Material Variants allow the user to redefine textures that are used for any given default material, adding a lot of opportunities to customize materials used in terrain and parts.

Image of the backyard and use of wet Material Variants.

Material Variants are also used to create wet and dry versions of our materials. This is helpful for surfaces such as concrete and our flag stone hardscape that would be dry under cover of the porch roof and wet when exposed to the rain out in the yard.

Creating a Material Variant can be done inside the Material Manager. As the name suggests, the Material Manager also allows you to manage both default and material variants in one place.

Creating a Material Variant is very straight-forward. Let's start with opening up the Material Manager located under the Model Tab.

Once the Material Manager is open you will click the Circle Plus button in the upper left of the window to edit and add a new Variant. When adding a name, it's a good idea to add a suffix of _MV after your name so you can easily pick out the new material variant from the default materials.

Choose a Base Material that most closely relates to your new material. You can think of the Base Material field as the Physical Properties of the material, which affects things like friction, density, weight, hit effects, and footstep sounds.

Notice that the Metalness map was left blank since it was not needed.

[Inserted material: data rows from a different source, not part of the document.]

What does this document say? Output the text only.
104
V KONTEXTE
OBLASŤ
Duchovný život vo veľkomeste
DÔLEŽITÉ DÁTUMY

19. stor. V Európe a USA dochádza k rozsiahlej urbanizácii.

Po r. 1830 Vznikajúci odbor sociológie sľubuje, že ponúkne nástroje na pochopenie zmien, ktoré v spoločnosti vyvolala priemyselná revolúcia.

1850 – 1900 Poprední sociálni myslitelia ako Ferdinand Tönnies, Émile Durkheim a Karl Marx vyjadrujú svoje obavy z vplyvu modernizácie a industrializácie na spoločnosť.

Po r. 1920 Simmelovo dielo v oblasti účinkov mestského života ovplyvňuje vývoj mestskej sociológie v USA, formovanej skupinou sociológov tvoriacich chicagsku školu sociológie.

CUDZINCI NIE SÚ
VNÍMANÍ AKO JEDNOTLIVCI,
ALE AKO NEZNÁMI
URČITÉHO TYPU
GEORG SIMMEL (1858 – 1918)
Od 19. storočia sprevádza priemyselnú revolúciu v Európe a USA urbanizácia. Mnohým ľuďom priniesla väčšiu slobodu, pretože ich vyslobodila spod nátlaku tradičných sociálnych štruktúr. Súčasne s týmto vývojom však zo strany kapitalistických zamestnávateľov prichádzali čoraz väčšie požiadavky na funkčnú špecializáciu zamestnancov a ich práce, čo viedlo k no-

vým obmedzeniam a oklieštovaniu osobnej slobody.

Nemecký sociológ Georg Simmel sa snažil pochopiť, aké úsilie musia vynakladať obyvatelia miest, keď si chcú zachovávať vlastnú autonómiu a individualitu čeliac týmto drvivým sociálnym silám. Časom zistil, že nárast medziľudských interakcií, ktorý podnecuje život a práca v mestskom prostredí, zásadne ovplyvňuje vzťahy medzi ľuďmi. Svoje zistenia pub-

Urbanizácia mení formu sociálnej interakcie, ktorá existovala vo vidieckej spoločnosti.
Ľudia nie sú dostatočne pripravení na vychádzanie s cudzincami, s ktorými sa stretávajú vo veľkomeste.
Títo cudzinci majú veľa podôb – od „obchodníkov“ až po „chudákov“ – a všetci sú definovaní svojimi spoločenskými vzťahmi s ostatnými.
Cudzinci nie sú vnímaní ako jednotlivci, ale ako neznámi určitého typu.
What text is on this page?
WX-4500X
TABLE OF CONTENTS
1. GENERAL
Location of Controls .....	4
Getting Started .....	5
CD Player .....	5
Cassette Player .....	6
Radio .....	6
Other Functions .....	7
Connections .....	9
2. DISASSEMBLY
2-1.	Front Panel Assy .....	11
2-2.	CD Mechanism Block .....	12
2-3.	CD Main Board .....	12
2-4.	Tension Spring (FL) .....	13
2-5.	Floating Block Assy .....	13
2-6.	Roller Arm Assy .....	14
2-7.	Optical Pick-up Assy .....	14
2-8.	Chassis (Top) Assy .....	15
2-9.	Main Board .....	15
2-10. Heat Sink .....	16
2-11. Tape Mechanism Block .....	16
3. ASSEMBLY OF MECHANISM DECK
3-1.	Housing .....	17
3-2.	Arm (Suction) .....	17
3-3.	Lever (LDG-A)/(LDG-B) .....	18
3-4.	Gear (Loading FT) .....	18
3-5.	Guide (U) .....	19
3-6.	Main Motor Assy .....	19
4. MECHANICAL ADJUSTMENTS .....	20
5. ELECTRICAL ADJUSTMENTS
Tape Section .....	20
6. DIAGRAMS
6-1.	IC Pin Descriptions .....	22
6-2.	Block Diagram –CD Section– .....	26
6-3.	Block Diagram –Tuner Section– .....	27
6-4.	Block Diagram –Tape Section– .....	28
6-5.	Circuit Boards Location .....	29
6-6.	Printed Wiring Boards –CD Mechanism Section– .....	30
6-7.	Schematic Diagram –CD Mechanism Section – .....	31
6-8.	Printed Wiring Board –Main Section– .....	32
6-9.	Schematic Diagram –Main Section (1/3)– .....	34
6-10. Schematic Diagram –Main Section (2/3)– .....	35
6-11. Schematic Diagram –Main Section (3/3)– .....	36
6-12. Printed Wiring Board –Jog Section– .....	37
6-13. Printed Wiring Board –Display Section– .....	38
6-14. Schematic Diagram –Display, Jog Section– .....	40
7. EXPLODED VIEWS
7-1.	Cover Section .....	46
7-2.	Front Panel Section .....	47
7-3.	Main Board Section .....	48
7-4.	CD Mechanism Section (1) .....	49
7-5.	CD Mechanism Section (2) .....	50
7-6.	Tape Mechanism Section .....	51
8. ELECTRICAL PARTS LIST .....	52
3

Why create a Material Variant? Material Variants that override a Base Material inherit all properties of that material, except for the visuals. This means your material variant will inherit the physical behaviors of the default material, such as density. It also means future additions, like adding unique acoustics to concrete, will automatically be inherited. In this case, we want to create a new wet concrete variant that inherits nearly all the properties of the concrete material.

If the Base Material relates to the Physical Properties then the Texture Maps are our Visual Properties. Texture Maps tell the renderer how light should interact with the material through our PBR rendering pipeline. The Base Material field also defines what default material is overwritten with the new visual properties. In this case, we are proceeding to overwrite the Concrete base material.

Now that we have created our new "Concrete_Wet_MV" we need to override the default Concrete material with it so that we can use it in our scene. To do that just click on your new MV and click on the Set Override toggle.

Notice that the default Concrete material changes to the new Concrete_Wet_MV when the Set Override is toggled.

Now everything that uses Concrete in your scene will now be using the new override, including any concrete that you might have painted down on your terrain. The only exception to this is parts that have a specifically listed "material variant" on that object.

Example of Material Variant Overrides being used on terrain and parts.

To allow our terrain to have a variety of surfaces, including both wet and with puddles, we ended up overriding about 10 of the default materials. This was necessary for the rain soaked look we were going for on our final terrain.

Before Material Variant Override.
After Material Variant Override.

Using all the material options and tools at hand, the possibilities of what you can create are limitless. With a little forethought and planning upfront, you can create awe inspiring materials all while keeping your experience textures under budget.

Shot of the backyard showing the variation in the terrain materials.